Bill’s been juggling identities all season, thanks to his role as King. He always told Sookie that she connected him to his humanity. Lying to Nan about Eric, wanting to kill him, was a very vampire way of handling a rival. But in a wierd way, when Eric expressed such concern for Sookie, she ended up bringing Bill back from that brink, which is why that conversation worked for me more than it probably should have.

(Side note: Nan’s “See you at that tolerance thing” was awesome. She and Russell Edgington are the two opposing public faces of vampire identity. Both are deliberately constructed choices, and in both cases, what lies underneath is considerably more complicated.)

It even came out in Sam and Andy’s little argument, when Sam threatened to turn into a dog and bite him, and Andy threatened to call animal control. Those are both things that could happen, because of who Sam is, and because of who Andy is.

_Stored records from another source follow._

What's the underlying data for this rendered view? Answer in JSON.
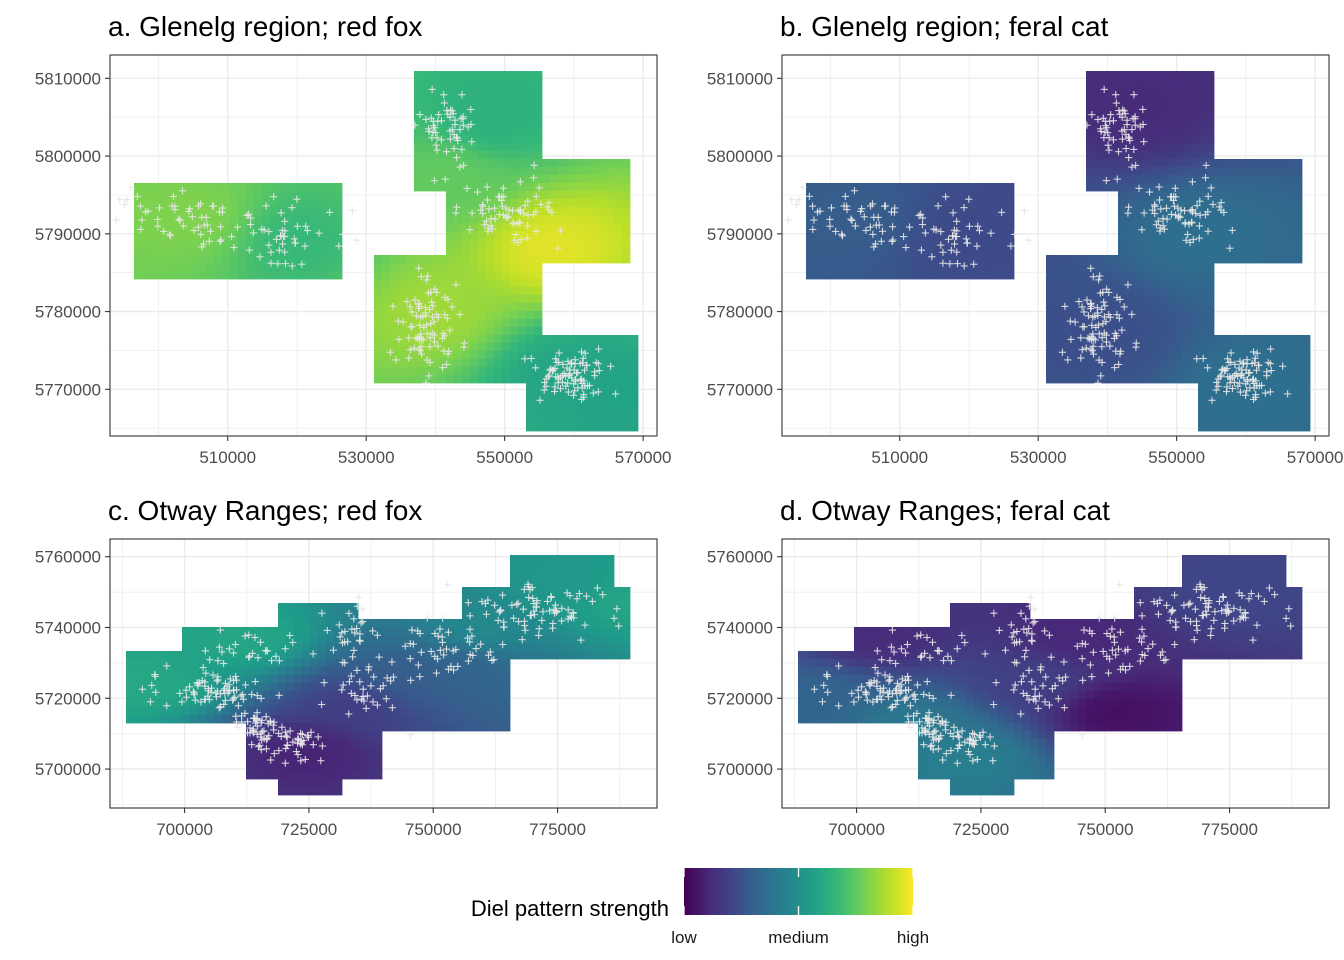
{
  "chart_data": [
    {
      "type": "heatmap",
      "title": "a.  Glenelg region; red fox",
      "xlim": [
        493000,
        572000
      ],
      "ylim": [
        5764000,
        5813000
      ],
      "x_ticks": [
        510000,
        530000,
        550000,
        570000
      ],
      "x_tick_labels": [
        "510000",
        "530000",
        "550000",
        "570000"
      ],
      "y_ticks": [
        5770000,
        5780000,
        5790000,
        5800000,
        5810000
      ],
      "y_tick_labels": [
        "5770000",
        "5780000",
        "5790000",
        "5800000",
        "5810000"
      ],
      "grid": true,
      "base_level": 0.72,
      "surface": [
        [
          548000,
          5805000,
          0.62
        ],
        [
          557000,
          5788000,
          1.0
        ],
        [
          540000,
          5780000,
          0.88
        ],
        [
          505000,
          5792000,
          0.82
        ],
        [
          520000,
          5789000,
          0.66
        ],
        [
          559000,
          5772000,
          0.56
        ],
        [
          566000,
          5770000,
          0.55
        ],
        [
          542000,
          5797000,
          0.76
        ]
      ],
      "regions": [
        {
          "xmin": 496000,
          "xmax": 527000,
          "ymin": 5784000,
          "ymax": 5797000
        },
        {
          "xmin": 537000,
          "xmax": 555000,
          "ymin": 5796000,
          "ymax": 5811000
        },
        {
          "xmin": 541000,
          "xmax": 568000,
          "ymin": 5786000,
          "ymax": 5800000
        },
        {
          "xmin": 531000,
          "xmax": 555000,
          "ymin": 5771000,
          "ymax": 5787000
        },
        {
          "xmin": 553000,
          "xmax": 569000,
          "ymin": 5765000,
          "ymax": 5777000
        }
      ],
      "sites": [
        {
          "cx": 504000,
          "cy": 5792000,
          "sx": 5500,
          "sy": 2000,
          "n": 55
        },
        {
          "cx": 518000,
          "cy": 5790000,
          "sx": 4500,
          "sy": 2000,
          "n": 45
        },
        {
          "cx": 542000,
          "cy": 5804000,
          "sx": 2200,
          "sy": 2800,
          "n": 55
        },
        {
          "cx": 551000,
          "cy": 5793000,
          "sx": 3500,
          "sy": 2000,
          "n": 70
        },
        {
          "cx": 539000,
          "cy": 5778000,
          "sx": 2500,
          "sy": 3000,
          "n": 85
        },
        {
          "cx": 559000,
          "cy": 5772000,
          "sx": 2500,
          "sy": 1800,
          "n": 85
        }
      ]
    },
    {
      "type": "heatmap",
      "title": "b.  Glenelg region; feral cat",
      "xlim": [
        493000,
        572000
      ],
      "ylim": [
        5764000,
        5813000
      ],
      "x_ticks": [
        510000,
        530000,
        550000,
        570000
      ],
      "x_tick_labels": [
        "510000",
        "530000",
        "550000",
        "570000"
      ],
      "y_ticks": [
        5770000,
        5780000,
        5790000,
        5800000,
        5810000
      ],
      "y_tick_labels": [
        "5770000",
        "5780000",
        "5790000",
        "5800000",
        "5810000"
      ],
      "grid": true,
      "base_level": 0.26,
      "surface": [
        [
          545000,
          5806000,
          0.1
        ],
        [
          553000,
          5790000,
          0.38
        ],
        [
          560000,
          5770000,
          0.38
        ],
        [
          540000,
          5777000,
          0.24
        ],
        [
          503000,
          5792000,
          0.3
        ],
        [
          520000,
          5790000,
          0.22
        ]
      ],
      "regions": [
        {
          "xmin": 496000,
          "xmax": 527000,
          "ymin": 5784000,
          "ymax": 5797000
        },
        {
          "xmin": 537000,
          "xmax": 555000,
          "ymin": 5796000,
          "ymax": 5811000
        },
        {
          "xmin": 541000,
          "xmax": 568000,
          "ymin": 5786000,
          "ymax": 5800000
        },
        {
          "xmin": 531000,
          "xmax": 555000,
          "ymin": 5771000,
          "ymax": 5787000
        },
        {
          "xmin": 553000,
          "xmax": 569000,
          "ymin": 5765000,
          "ymax": 5777000
        }
      ],
      "sites": [
        {
          "cx": 504000,
          "cy": 5792000,
          "sx": 5500,
          "sy": 2000,
          "n": 55
        },
        {
          "cx": 518000,
          "cy": 5790000,
          "sx": 4500,
          "sy": 2000,
          "n": 45
        },
        {
          "cx": 542000,
          "cy": 5804000,
          "sx": 2200,
          "sy": 2800,
          "n": 55
        },
        {
          "cx": 551000,
          "cy": 5793000,
          "sx": 3500,
          "sy": 2000,
          "n": 70
        },
        {
          "cx": 539000,
          "cy": 5778000,
          "sx": 2500,
          "sy": 3000,
          "n": 85
        },
        {
          "cx": 559000,
          "cy": 5772000,
          "sx": 2500,
          "sy": 1800,
          "n": 85
        }
      ]
    },
    {
      "type": "heatmap",
      "title": "c.  Otway Ranges; red fox",
      "xlim": [
        685000,
        795000
      ],
      "ylim": [
        5689000,
        5765000
      ],
      "x_ticks": [
        700000,
        725000,
        750000,
        775000
      ],
      "x_tick_labels": [
        "700000",
        "725000",
        "750000",
        "775000"
      ],
      "y_ticks": [
        5700000,
        5720000,
        5740000,
        5760000
      ],
      "y_tick_labels": [
        "5700000",
        "5720000",
        "5740000",
        "5760000"
      ],
      "grid": true,
      "base_level": 0.42,
      "surface": [
        [
          692000,
          5724000,
          0.63
        ],
        [
          712000,
          5737000,
          0.62
        ],
        [
          725000,
          5705000,
          0.04
        ],
        [
          735000,
          5718000,
          0.14
        ],
        [
          745000,
          5725000,
          0.27
        ],
        [
          760000,
          5740000,
          0.48
        ],
        [
          778000,
          5752000,
          0.55
        ],
        [
          789000,
          5748000,
          0.62
        ],
        [
          755000,
          5728000,
          0.3
        ]
      ],
      "regions": [
        {
          "xmin": 688000,
          "xmax": 712000,
          "ymin": 5713000,
          "ymax": 5733000
        },
        {
          "xmin": 700000,
          "xmax": 730000,
          "ymin": 5712000,
          "ymax": 5740000
        },
        {
          "xmin": 718000,
          "xmax": 735000,
          "ymin": 5734000,
          "ymax": 5747000
        },
        {
          "xmin": 712000,
          "xmax": 740000,
          "ymin": 5697000,
          "ymax": 5714000
        },
        {
          "xmin": 718000,
          "xmax": 732000,
          "ymin": 5692000,
          "ymax": 5700000
        },
        {
          "xmin": 728000,
          "xmax": 765000,
          "ymin": 5710000,
          "ymax": 5742000
        },
        {
          "xmin": 755000,
          "xmax": 790000,
          "ymin": 5730000,
          "ymax": 5752000
        },
        {
          "xmin": 765000,
          "xmax": 786000,
          "ymin": 5752000,
          "ymax": 5760000
        }
      ],
      "sites": [
        {
          "cx": 708000,
          "cy": 5722000,
          "sx": 4000,
          "sy": 2500,
          "n": 60
        },
        {
          "cx": 715000,
          "cy": 5712000,
          "sx": 2500,
          "sy": 3500,
          "n": 50
        },
        {
          "cx": 722000,
          "cy": 5706000,
          "sx": 3000,
          "sy": 3000,
          "n": 35
        },
        {
          "cx": 712000,
          "cy": 5732000,
          "sx": 6000,
          "sy": 4000,
          "n": 30
        },
        {
          "cx": 738000,
          "cy": 5724000,
          "sx": 5000,
          "sy": 5000,
          "n": 40
        },
        {
          "cx": 752000,
          "cy": 5734000,
          "sx": 6000,
          "sy": 4000,
          "n": 45
        },
        {
          "cx": 770000,
          "cy": 5745000,
          "sx": 7000,
          "sy": 3500,
          "n": 80
        },
        {
          "cx": 733000,
          "cy": 5740000,
          "sx": 2500,
          "sy": 4000,
          "n": 25
        },
        {
          "cx": 696000,
          "cy": 5723000,
          "sx": 3000,
          "sy": 2500,
          "n": 12
        }
      ]
    },
    {
      "type": "heatmap",
      "title": "d.  Otway Ranges; feral cat",
      "xlim": [
        685000,
        795000
      ],
      "ylim": [
        5689000,
        5765000
      ],
      "x_ticks": [
        700000,
        725000,
        750000,
        775000
      ],
      "x_tick_labels": [
        "700000",
        "725000",
        "750000",
        "775000"
      ],
      "y_ticks": [
        5700000,
        5720000,
        5740000,
        5760000
      ],
      "y_tick_labels": [
        "5700000",
        "5720000",
        "5740000",
        "5760000"
      ],
      "grid": true,
      "base_level": 0.16,
      "surface": [
        [
          692000,
          5720000,
          0.35
        ],
        [
          712000,
          5712000,
          0.45
        ],
        [
          722000,
          5703000,
          0.48
        ],
        [
          752000,
          5716000,
          0.02
        ],
        [
          745000,
          5738000,
          0.1
        ],
        [
          775000,
          5750000,
          0.22
        ],
        [
          735000,
          5725000,
          0.2
        ],
        [
          705000,
          5737000,
          0.12
        ]
      ],
      "regions": [
        {
          "xmin": 688000,
          "xmax": 712000,
          "ymin": 5713000,
          "ymax": 5733000
        },
        {
          "xmin": 700000,
          "xmax": 730000,
          "ymin": 5712000,
          "ymax": 5740000
        },
        {
          "xmin": 718000,
          "xmax": 735000,
          "ymin": 5734000,
          "ymax": 5747000
        },
        {
          "xmin": 712000,
          "xmax": 740000,
          "ymin": 5697000,
          "ymax": 5714000
        },
        {
          "xmin": 718000,
          "xmax": 732000,
          "ymin": 5692000,
          "ymax": 5700000
        },
        {
          "xmin": 728000,
          "xmax": 765000,
          "ymin": 5710000,
          "ymax": 5742000
        },
        {
          "xmin": 755000,
          "xmax": 790000,
          "ymin": 5730000,
          "ymax": 5752000
        },
        {
          "xmin": 765000,
          "xmax": 786000,
          "ymin": 5752000,
          "ymax": 5760000
        }
      ],
      "sites": [
        {
          "cx": 708000,
          "cy": 5722000,
          "sx": 4000,
          "sy": 2500,
          "n": 60
        },
        {
          "cx": 715000,
          "cy": 5712000,
          "sx": 2500,
          "sy": 3500,
          "n": 50
        },
        {
          "cx": 722000,
          "cy": 5706000,
          "sx": 3000,
          "sy": 3000,
          "n": 35
        },
        {
          "cx": 712000,
          "cy": 5732000,
          "sx": 6000,
          "sy": 4000,
          "n": 30
        },
        {
          "cx": 738000,
          "cy": 5724000,
          "sx": 5000,
          "sy": 5000,
          "n": 40
        },
        {
          "cx": 752000,
          "cy": 5734000,
          "sx": 6000,
          "sy": 4000,
          "n": 45
        },
        {
          "cx": 770000,
          "cy": 5745000,
          "sx": 7000,
          "sy": 3500,
          "n": 80
        },
        {
          "cx": 733000,
          "cy": 5740000,
          "sx": 2500,
          "sy": 4000,
          "n": 25
        },
        {
          "cx": 696000,
          "cy": 5723000,
          "sx": 3000,
          "sy": 2500,
          "n": 12
        }
      ]
    }
  ],
  "legend": {
    "title": "Diel pattern strength",
    "labels": [
      "low",
      "medium",
      "high"
    ],
    "colormap": [
      "#440154",
      "#482878",
      "#3e4989",
      "#31688e",
      "#26828e",
      "#1f9e89",
      "#35b779",
      "#6ece58",
      "#b5de2b",
      "#fde725"
    ],
    "position": "bottom"
  },
  "colors": {
    "site_marker": "#e6e6e6",
    "gridline": "#ebebeb",
    "panel_border": "#333333"
  }
}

The two people who want to reject who they are, though, are not going to end well. First of all, Tommy. Tommy, Tommy, Tommy. He hates himself, he wants Sam’s life but can’t handle it (aside from firing Sookie, which was hilarious and kind of justified). And then there’s Eric, who is horrified by everything he was, to the point of accepting death. Pam’s speech to him was particularly heartbreaking because everything Pam is is built on an Eric that doesn’t exist any more; her face is falling off and Eric is a stranger, and she has nothing. I subscribe to the line of thought that what Eric is now is a partial Eric; it’s part of what he is, under that constructed identity, the thousand years of vampirism. I also think that once he gets his memory back (which has to happen, because this puppydog thing is only going to be cute for so long), he’s going to have a hard time reintegrating all of those parts of his identity, and it’s going to be a very interesting struggle to watch.

I know a lot of people were disappointed with the sex scene between Eric and Sookie, but to me it made sense. For one thing, it strongly marked the difference in him now. For another, this version of Eric is absolutely terrified about his capacity for destruction; that’s what his dream of Godric was all about. There is no way he’d do anything but treat Sookie like something fragile that first time. I suspect things will get raunchier before it all falls apart because, you know, HBO.

This show is so terribly awesome, and so awesomely terrible.